Anti-regime activists inside Syria welcomed the news, while worrying that the aid would be too little, too late.

"This is what we have been asking for, but if they had decided to do this months ago, we could have avoided a large number of martyrs," said Fadi al-Yassin from the northern province of Idlib. "We know that there is no way to topple the regime without force."

Neither Russia nor China accepted invitations to Sunday's conference, dubbed "Friends of the Syrian People."

But Russia appears to be growing impatient with Assad, urging Syria to withdraw their troops from city streets first.

"The Syrian government must take the first step and start the troop withdrawal in line with Kofi Annan's plan," Foreign Minister Sergey Lavrov said at a briefing in Yerevan following talks with his Armenian counterpart.

But Lavrov warned the West against giving ultimatums to Damascus, saying that the priority now should be to separate the warring parties and open the way for the delivery of humanitarian aid.

"Ultimatums and artificial deadlines rarely help," he said. "We all want a quick end to bloodshed, but that demand should be addressed to all warring parties in Syria."

Lavrov said Russia had chosen not to attend Sunday's meeting of the "Friends of the Syrian People" in Turkey's second biggest city Istanbul because its organizers had failed to invite Syrian government representatives.

"I think such an approach is dangerous and contradicts Kofi Annan's efforts," he said. "We are trying to be friends of all the Syrians, and not just some part of the Syrian people."

He said that Moscow will soon host two separate opposition delegations for talks.

Violence continued in Syria Monday.

The Syrian government sent troops backed by tanks into rebellious areas Monday, hunting down activists and torching their homes and bulldozing others, opposition groups said.

Activists said fierce clashes were taking place in the central region of Homs, after which rebels took control of the national hospital in the Jouret al-Shayah district. Human rights groups and the opposition have accused government forces of abusing and torturing wounded activists in the hospital in previous months.

The Local Coordination Committees and the British-based Syrian Observatory for Human Rights said rebels found around 70 unidentified bodies in the hospital refrigerators, apparently belonging to people killed in earlier fighting.

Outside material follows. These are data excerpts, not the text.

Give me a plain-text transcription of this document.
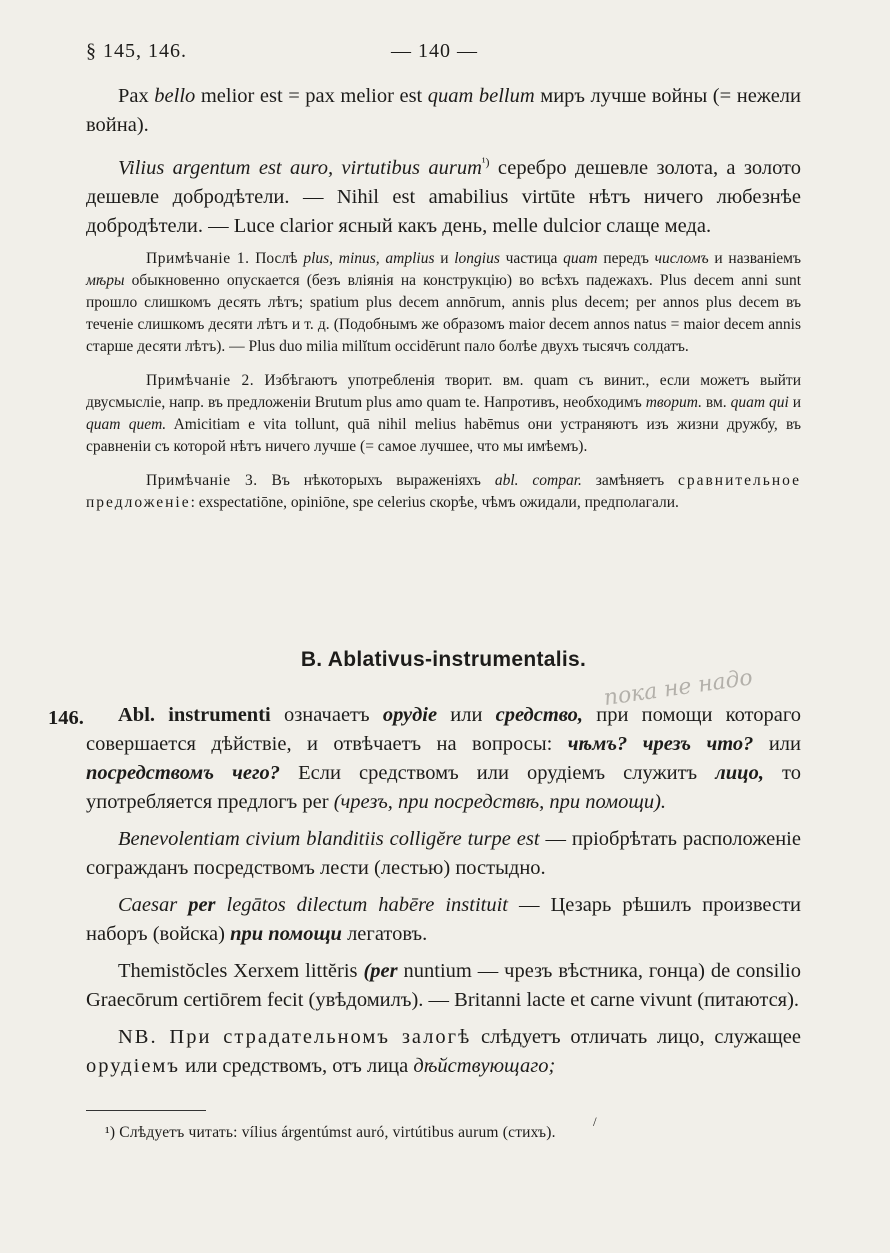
§ 145, 146.	— 140 —

Pax bello melior est = pax melior est quam bellum миръ лучше войны (= нежели война).

Vilius argentum est auro, virtutibus aurum$^{^1)}$ серебро дешевле золота, а золото дешевле добродѣтели. — Nihil est amabilius virtūte нѣтъ ничего любезнѣе добродѣтели. — Luce clarior ясный какъ день, melle dulcior слаще меда.

Примѣчаніе 1. Послѣ plus, minus, amplius и longius частица quam передъ числомъ и названіемъ мѣры обыкновенно опускается (безъ вліянія на конструкцію) во всѣхъ падежахъ. Plus decem anni sunt прошло слишкомъ десять лѣтъ; spatium plus decem annōrum, annis plus decem; per annos plus decem въ теченіе слишкомъ десяти лѣтъ и т. д. (Подобнымъ же образомъ maior decem annos natus = maior decem annis старше десяти лѣтъ). — Plus duo milia milĭtum occidērunt пало болѣе двухъ тысячъ солдатъ.

Примѣчаніе 2. Избѣгаютъ употребленія творит. вм. quam съ винит., если можетъ выйти двусмысліе, напр. въ предложеніи Brutum plus amo quam te. Напротивъ, необходимъ творит. вм. quam qui и quam quem. Amicitiam e vita tollunt, quā nihil melius habēmus они устраняютъ изъ жизни дружбу, въ сравненіи съ которой нѣтъ ничего лучше (= самое лучшее, что мы имѣемъ).

Примѣчаніе 3. Въ нѣкоторыхъ выраженіяхъ abl. compar. замѣняетъ сравнительное предложеніе: exspectatiōne, opiniōne, spe celerius скорѣе, чѣмъ ожидали, предполагали.

B. Ablativus-instrumentalis.
пока не надо
146.	Abl. instrumenti означаетъ орудіе или средство, при помощи котораго совершается дѣйствіе, и отвѣчаетъ на вопросы: чѣмъ? чрезъ что? или посредствомъ чего? Если средствомъ или орудіемъ служитъ лицо, то употребляется предлогъ per (чрезъ, при посредствѣ, при помощи).

Benevolentiam civium blanditiis colligĕre turpe est — пріобрѣтать расположеніе согражданъ посредствомъ лести (лестью) постыдно.

Caesar per legātos dilectum habēre instituit — Цезарь рѣшилъ произвести наборъ (войска) при помощи легатовъ.

Themistŏcles Xerxem littĕris (per nuntium — чрезъ вѣстника, гонца) de consilio Graecōrum certiōrem fecit (увѣдомилъ). — Britanni lacte et carne vivunt (питаются).

NB. При страдательномъ залогѣ слѣдуетъ отличать лицо, служащее орудіемъ или средствомъ, отъ лица дѣйствующаго;

/
¹) Слѣдуетъ читать: vílius árgentúmst auró, virtútibus aurum (стихъ).
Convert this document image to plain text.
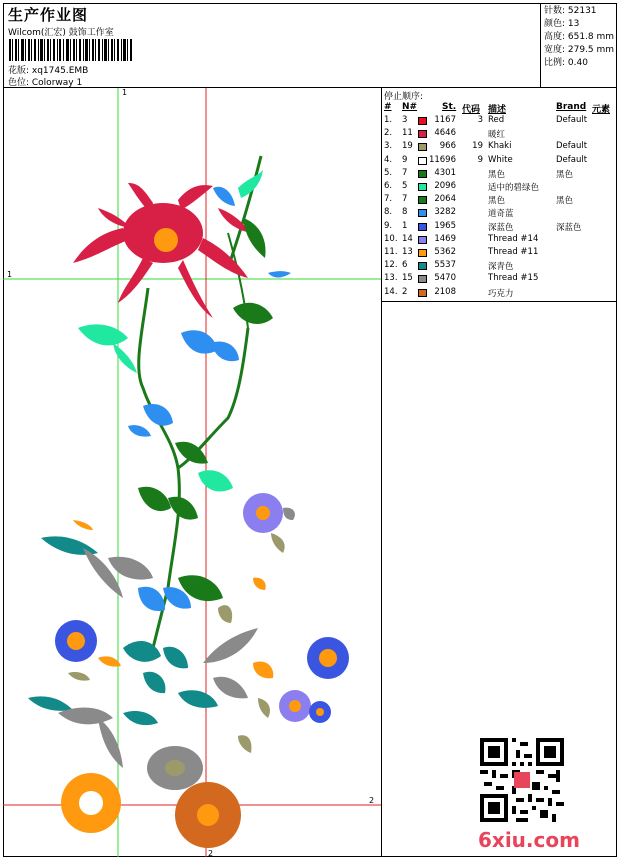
生产作业图
Wilcom(汇宏) 鼓饰工作室
花版: xq1745.EMB
色位: Colorway 1
针数: 52131
颜色: 13
高度: 651.8 mm
宽度: 279.5 mm
比例: 0.40
1
1
2
2
停止顺序:
# N#	St. 代码 描述	Brand 元素
1. 3	1167	3 Red	Default
2. 11	4646	暖红
3. 19	966 19 Khaki	Default
4. 9	11696	9 White	Default
5. 7	4301	黑色	黑色
6. 5	2096	适中的碧绿色
7. 7	2064	黑色	黑色
8. 8	3282	道奇蓝
9. 1	1965	深蓝色	深蓝色
10. 14	1469	Thread #14
11. 13	5362	Thread #11
12. 6	5537	深青色
13. 15	5470	Thread #15
14. 2	2108	巧克力
6xiu.com
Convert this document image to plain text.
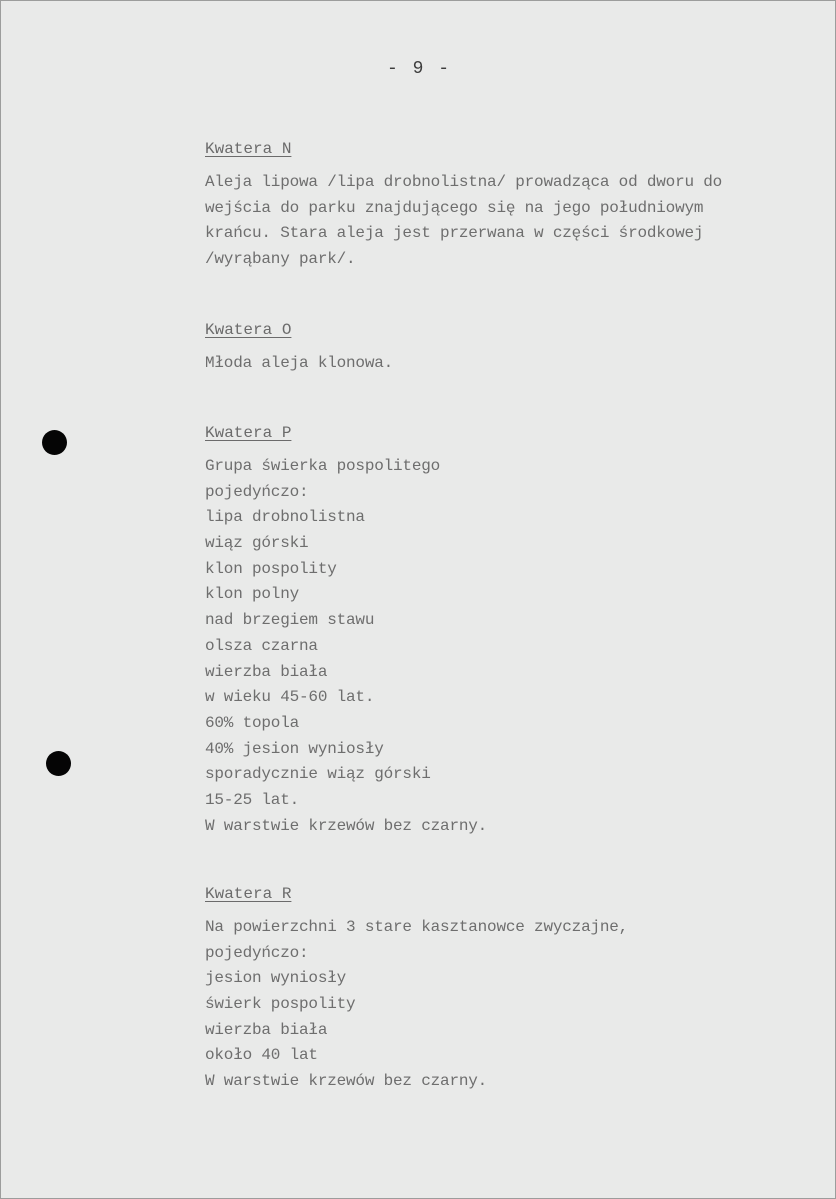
- 9 -
Kwatera N
Aleja lipowa /lipa drobnolistna/ prowadząca od dworu do
wejścia do parku znajdującego się na jego południowym
krańcu. Stara aleja jest przerwana w części środkowej
/wyrąbany park/.
Kwatera O
Młoda aleja klonowa.
Kwatera P
Grupa świerka pospolitego
pojedyńczo:
lipa drobnolistna
wiąz górski
klon pospolity
klon polny
nad brzegiem stawu
olsza czarna
wierzba biała
w wieku 45-60 lat.
60% topola
40% jesion wyniosły
sporadycznie wiąz górski
15-25 lat.
W warstwie krzewów bez czarny.
Kwatera R
Na powierzchni 3 stare kasztanowce zwyczajne,
pojedyńczo:
jesion wyniosły
świerk pospolity
wierzba biała
około 40 lat
W warstwie krzewów bez czarny.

In the south, dozens of tanks surrounded the town of Dael early Monday before troops pushed in, shooting holes in rooftop water tanks and targeting dozens of activists' houses, torching some and bulldozing others, said local activist Adel al-Omari.

"They focused on the activists. They have their names and have been tracking them," al-Omari said, speaking by telephone from a garden in Dael where he was hiding. "They went in and spread fuel to totally burn them down."

Another activist, in the northern Idlib province, said government forces in the village of Haas also torched activist homes and killed seven people in one house, apparently because some were army defectors.

"The regime forces have pretty much stopped arresting people," Fadi al-Yassin said via Skype, adding that some people turn up dead soon after their arrest. "They either kill them right away or keep them for one day to get information and then kill them."

The Britain-based Syrian Observatory for Human Rights, which relies on an activist network in Syria, said at least 8 houses were burned in Haas and that two civilians and five rebel fighters were killed, among at least 24 killed nationwide.

The group also reported the destruction of at least three activist homes in Dael.

Activists also reported government shelling and machine gun fire in the central province of Homs, and the northern provinces of Idlib and Aleppo.

The activists' claims could not be independently verified. The Syrian government rarely comments on specific incidents and bars most media from working inside the country.